From the Shop Floor — The Week in Manufacturing (11/11/2011)

This remarkably rosy headline in Bloomberg said it all this week.

Meanwhile, in the Ann Arbor area, Hyundai CEO John Krafcik was extremely coy this week when meeting with reporters about whether or not his company was planning a new U.S.-based manufacturing facility.

A number of manufacturing trade associations are supporting a recent piece of legislation introduced by some Connecticut lawmakers designed to introducing something called a Manufacturing Reinvestment Account.  An MRA, as proposed by the bill, would allow manufacturers to save pre-tax dollars to invest in plant, equipment and job training or workforce development.  Much like an IRA, funds would build up tax free.

The National Highway Traffic Safety Administration is conducting tests on the Chevy Volt after the battery of one of GM’s signature electric cars caught fire following a routine crash test.

Caterpillar, one of the great success stories in recent American manufacturing, announced this week that in 2012 it will be re-shoring a number of jobs from Japan back to the U.S.  Fox Business, meanwhile, reports that the Peoria-based Cat might attempt to expand its reach (and mining business) in China by bidding nearly $900 million on Chinese manufacturer ERA Mining Machinery.

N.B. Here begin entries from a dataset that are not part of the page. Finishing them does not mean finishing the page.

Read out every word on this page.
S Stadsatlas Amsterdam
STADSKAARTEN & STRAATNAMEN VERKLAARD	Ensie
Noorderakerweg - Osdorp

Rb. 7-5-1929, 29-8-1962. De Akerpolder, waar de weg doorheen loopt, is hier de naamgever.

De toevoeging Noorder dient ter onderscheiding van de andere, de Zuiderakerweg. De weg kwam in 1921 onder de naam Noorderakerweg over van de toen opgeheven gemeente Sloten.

Speaking of China, the Global Post recently ran a story called “Bye-Bye Cheap Chinese Labor.”

On the other side of the coin, retired foreign service officer Stephan Helgesen continues to wring his hands about the Chineseand other offshore contract manufacturers.  While Helgesen makes a compelling point about the products he found at a local Walmart, I can’t help but feel the guy’s a day late and a dollar short on a lot of his information, and that the manufacturing of durable, high-quality goods is already returning to the U.S., and the production of lower-end more disposable goods is, likewise, starting to follow suit.

In face of some compelling evidence, not to mention some growing competition, Forbes reports that officials at glass giant Corning remain bullish on its traditional LCD business.

At the 5th annual Manufacturing Summit on skilled high-tech jobs, Dr. Margot Daniels-Tyler of the Bill and Melinda Gates Foundation struck a chord with yours truly in Washington, DC this week when she challenged 150 or so technology manufacturing leaders by asking them point-blank, “How many of you are mentoring a 7th or 8th grader?”

The Chinese are playing hardball when it comes to solar power, and at least one coalition of U.S. solar power manufacturers is not going to take it anymore.  Execs for the companies are calling for governmental and perhaps even judicial help in combating what they feel is illegal chip-dumping into the U.S. market by government-subsidized Chinese manufacturers.

Autolive, the Swedish-based manufacturer of automotive safety parts,  was named Manufacturer of the Year this week at the American Manufacturing Strategies Summit in Chicago.

As reported in Supply Chain Digest, according to a report by Booz & Company, U.S. manufacturing is at an “inflection point,” and given the right or wrong strategies and policies over the next few years, manufacturing in this country could either increase by 95% or drop by as much as 40%.

in the Huffington Post this week, blogger and author Michele Nash-Hoff rebuts commentator and fellow blogger John Stossel’s claim about the “stupidity of buying American,” and that Americans would be better served buying where they can get their goods the cheapest, thereby freeing up money for other things.  It’s a fun read by Nash-Hoff.  Check it out.

A new bi-partisan bill in Congress would help address what many manufacturers and farmers in this country feel is a major stumbling block to their overall competitiveness, particularly globally: declining highway and transportation infrastructure.

According to, what U.S. city has been the hardest hit by global competition and lost the most manufacturing jobs?  The City of the Angels.  From 1997 to 2009, Los Angeles lost manufacturing jobs each and every year, and only a moderate increase the last two years has kept the city from losing manufacturing jobs for 15 straight years.

A report this week — actually a pretty interesting report issued this week — by something called the Center for Regional Economic Competitiveness (CREC) details where U.S. manufacturing jobs are headed these days, and in which ares of production they’ll soon be located.

One Comment to “From the Shop Floor — The Week in Manufacturing (11/11/2011)”

  1. stephan helgesen 5 December 2011 at 9:23 pm #

    Glad you read my article on the hemorrhage of American jobs to Chinese manufacturers in New Mexico I agree with you, WE are more than a day late and MORE than a dollar short – $26 bill./month in trade deficit with China. If that’s not compelling enough data for you than I don’t know what is. Keep up the fight to return manufacturing preeminence to the USA!